Mechthilde bezeichnet sich in einer Urkunde vom Dezember 1304, wenige Monate nach dem Tod ihres Mannes Wilhelm II. († 23. November 1303) als die „Witwe des ehemaligen Edelherrn von Stoylburch“. Am 13. Januar 1305 verfügt sie, dass ein Teil der Güter in der Herrschaft Setterich freigegeben wurde. Diese hatten zuvor zum Besitz ihrer Schwester, einer Nonne im Kloster Burtscheid, gehört, die die Güter ihrem Konvent vermacht hatte. Zeugen der Schenkung waren Pfarrer Johannes von Setterich und Kaplan Johannes von Stolberg. Mechthilde führte in ihrem Siegel sowohl das Wappen von Setterich als auch das von Stolberg. 20 Jahre später wird Stolberg bereits als Schloss bezeichnet. Dies lässt den Schluss zu, dass entweder Wilhelm oder seine Frau das Wohnhaus instand gesetzt oder ausgebaut haben. Dabei wurde unter anderem eine Hauskapelle errichtet, die der Kaplan Johannes von Stolberg für Messfeiern nutzte.

Mechthilde starb im Frühjahr des Jahres 1305, ihr Sohn Wirich vermutlich im Kindesalter und damit kinderlos. Mit ihm endete die Frenzer Adelslinie Anfang des 14. Jahrhunderts.

Richarda von Frenz-Reifferscheid

Richarda von Frenz-Reifferscheid war die Tochter von Mechthilde. Sie heiratete Cuno von Tomberg-Müllenarck. Als Mitgift erhielt Richarda „Burg und Landgut Frenz“.

Hadewigis von Frenz-Reifferscheid zu Stolberg und Setterich

Hadewigis, ebenfalls eine Tochter Mechthilds, heiratete Ritter Arnold von Gymnich zu Heppendorf († 15. Januar 1319). Sie erbte nach dem Tod ihrer Mutter die Lehensgüter Setterich und Stolberg. Arnold gehörte zu einem einflussreichen rheinischen Adelsgeschlecht. Sein Vater war Schultheiß in Aachen, seine Schwester Äbtissin in Burtscheid. In einer Urkunde vom 10. Januar 1319 überträgt Arnold ein Waldstück dem Herzog von Limburg. Er weist gleichzeitig auf seinen schlechten Gesundheitszustand hin und verfügt eine Regelung über Gedächtnisgottesdienste sowohl für sich als auch für seine erste Frau Beninna. Arnold stirbt am 15. Januar 1319. Dies weist das Nekrologium der Abtei Burtscheid aus. Diese Schenkung wurde später erfolglos von den Erben angefochten. Urkunden aus den Jahren 1321 und 1324 dokumentieren erneut die Rechtmäßigkeit. Schließlich bestätigt Kaiser Karl IV. die Schenkung.

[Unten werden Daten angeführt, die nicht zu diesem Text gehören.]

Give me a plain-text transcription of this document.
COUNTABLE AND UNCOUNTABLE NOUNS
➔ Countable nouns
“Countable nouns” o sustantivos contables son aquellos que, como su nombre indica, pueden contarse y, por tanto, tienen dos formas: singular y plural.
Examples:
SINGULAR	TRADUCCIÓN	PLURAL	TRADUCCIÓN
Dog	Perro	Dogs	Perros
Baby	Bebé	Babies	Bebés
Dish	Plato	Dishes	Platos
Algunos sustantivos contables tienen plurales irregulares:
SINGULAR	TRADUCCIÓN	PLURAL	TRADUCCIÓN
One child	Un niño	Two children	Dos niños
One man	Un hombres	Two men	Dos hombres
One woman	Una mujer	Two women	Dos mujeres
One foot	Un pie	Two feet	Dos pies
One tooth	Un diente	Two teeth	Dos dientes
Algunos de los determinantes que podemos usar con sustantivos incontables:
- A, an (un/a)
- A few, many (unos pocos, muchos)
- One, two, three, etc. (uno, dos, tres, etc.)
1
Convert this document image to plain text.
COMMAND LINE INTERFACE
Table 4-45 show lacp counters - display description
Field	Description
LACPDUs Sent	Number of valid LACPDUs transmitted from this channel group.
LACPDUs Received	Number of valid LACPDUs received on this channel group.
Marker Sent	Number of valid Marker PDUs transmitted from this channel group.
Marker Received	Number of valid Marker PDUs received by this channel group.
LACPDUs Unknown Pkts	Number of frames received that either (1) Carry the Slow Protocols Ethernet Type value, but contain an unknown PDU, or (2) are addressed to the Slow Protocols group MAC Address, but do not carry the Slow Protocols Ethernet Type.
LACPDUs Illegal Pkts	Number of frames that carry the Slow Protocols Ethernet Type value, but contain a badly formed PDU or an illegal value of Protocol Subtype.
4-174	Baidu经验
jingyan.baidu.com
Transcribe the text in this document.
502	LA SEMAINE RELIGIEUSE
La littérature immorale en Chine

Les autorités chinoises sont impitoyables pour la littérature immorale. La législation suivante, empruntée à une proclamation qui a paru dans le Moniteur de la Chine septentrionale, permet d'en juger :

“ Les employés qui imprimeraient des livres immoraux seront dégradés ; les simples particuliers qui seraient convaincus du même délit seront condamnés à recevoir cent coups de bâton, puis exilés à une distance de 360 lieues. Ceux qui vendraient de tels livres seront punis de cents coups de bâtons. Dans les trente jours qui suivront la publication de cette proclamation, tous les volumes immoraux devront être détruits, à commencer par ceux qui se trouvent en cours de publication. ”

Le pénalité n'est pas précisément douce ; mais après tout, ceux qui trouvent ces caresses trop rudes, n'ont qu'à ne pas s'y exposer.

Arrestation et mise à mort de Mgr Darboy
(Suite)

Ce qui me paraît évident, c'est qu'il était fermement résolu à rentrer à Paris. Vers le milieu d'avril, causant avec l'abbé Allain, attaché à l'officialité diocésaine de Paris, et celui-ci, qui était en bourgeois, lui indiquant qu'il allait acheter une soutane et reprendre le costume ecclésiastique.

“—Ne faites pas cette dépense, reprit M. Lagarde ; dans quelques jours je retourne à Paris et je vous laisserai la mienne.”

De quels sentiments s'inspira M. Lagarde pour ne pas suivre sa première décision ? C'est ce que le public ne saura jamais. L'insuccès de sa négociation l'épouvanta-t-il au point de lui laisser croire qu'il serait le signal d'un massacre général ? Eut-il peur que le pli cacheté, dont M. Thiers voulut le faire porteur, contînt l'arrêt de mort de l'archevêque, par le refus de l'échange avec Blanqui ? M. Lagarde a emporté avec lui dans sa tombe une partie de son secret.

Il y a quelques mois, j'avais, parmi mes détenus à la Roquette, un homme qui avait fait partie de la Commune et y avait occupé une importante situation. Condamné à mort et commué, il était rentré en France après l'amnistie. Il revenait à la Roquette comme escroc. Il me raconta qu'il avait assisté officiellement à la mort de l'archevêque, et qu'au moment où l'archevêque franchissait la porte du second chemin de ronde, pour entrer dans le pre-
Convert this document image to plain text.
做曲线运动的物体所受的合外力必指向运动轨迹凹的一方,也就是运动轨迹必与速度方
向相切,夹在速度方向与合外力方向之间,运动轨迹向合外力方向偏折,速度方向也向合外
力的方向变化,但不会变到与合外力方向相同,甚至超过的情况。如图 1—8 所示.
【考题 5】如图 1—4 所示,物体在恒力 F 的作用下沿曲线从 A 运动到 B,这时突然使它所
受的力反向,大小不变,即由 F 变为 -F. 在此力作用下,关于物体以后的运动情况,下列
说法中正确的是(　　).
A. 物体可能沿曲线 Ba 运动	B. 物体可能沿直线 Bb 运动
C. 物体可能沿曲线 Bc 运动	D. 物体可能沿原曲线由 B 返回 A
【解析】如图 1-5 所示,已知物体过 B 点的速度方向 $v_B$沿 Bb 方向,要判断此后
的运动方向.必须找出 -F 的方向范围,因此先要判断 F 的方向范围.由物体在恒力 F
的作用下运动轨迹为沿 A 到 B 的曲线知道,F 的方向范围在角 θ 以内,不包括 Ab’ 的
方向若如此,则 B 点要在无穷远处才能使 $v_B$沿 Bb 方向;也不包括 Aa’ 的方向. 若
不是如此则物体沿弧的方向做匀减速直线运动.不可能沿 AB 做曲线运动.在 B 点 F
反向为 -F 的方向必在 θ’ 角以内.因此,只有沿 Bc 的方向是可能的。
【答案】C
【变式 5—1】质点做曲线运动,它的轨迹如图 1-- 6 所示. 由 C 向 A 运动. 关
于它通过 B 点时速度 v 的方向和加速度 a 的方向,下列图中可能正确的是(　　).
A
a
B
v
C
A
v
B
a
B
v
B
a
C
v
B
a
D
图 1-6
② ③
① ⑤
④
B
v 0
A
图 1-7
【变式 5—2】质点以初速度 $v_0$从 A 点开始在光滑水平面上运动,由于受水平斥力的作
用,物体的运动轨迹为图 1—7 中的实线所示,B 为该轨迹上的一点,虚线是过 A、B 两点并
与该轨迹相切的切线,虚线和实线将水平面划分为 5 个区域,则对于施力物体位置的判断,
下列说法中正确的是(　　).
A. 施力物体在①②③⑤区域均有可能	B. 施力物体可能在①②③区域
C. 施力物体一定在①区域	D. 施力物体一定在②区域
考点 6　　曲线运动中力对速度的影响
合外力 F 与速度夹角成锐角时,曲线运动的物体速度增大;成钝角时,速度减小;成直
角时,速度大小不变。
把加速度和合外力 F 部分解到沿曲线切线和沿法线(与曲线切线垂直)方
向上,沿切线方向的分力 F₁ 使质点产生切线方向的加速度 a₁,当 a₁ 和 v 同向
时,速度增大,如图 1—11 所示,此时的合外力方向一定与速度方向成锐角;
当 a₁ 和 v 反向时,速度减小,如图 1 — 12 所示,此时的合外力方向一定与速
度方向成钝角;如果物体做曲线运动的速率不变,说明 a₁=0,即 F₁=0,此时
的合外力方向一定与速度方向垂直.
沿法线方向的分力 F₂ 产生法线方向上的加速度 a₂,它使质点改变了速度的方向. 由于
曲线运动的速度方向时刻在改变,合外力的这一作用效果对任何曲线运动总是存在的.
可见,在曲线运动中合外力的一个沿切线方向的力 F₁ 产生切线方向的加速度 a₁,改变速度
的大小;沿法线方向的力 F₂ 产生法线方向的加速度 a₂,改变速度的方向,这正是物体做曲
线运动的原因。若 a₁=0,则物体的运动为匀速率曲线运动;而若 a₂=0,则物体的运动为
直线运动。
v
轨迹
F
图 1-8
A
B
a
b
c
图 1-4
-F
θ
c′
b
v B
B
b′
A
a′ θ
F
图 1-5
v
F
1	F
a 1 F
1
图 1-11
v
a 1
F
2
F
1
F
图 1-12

Arnold starb ohne Nachkommen.

Nachdem Hadewigis einige Zeit als Witwe gelebt hatte, heiratete sie Arnold Edelherr von Randerath, der 1324 in einem Dokument als ihr Mann erwähnt wird. Die Urkunde führt auf, dass das Paar das Gericht von Setterich an den Grafen Gerhard II. von Jülich verkaufen, dieses jedoch wieder als Lehen erhalten. Obwohl die Gründe nicht belegt sind, ist davon auszugehen, dass vermutlich das hohe Alter des Ehepaares dazu geführt hat, dass Hadewigis und Arnold die Burg Stolberg frühzeitig Richarda von Salm-Reifferscheid übertrugen. Der Wert dieser Schenkung lag nicht im Burggebäude, sondern in den Einkünften des Besitzes, die in Dokumenten detailliert aufgeführt sind.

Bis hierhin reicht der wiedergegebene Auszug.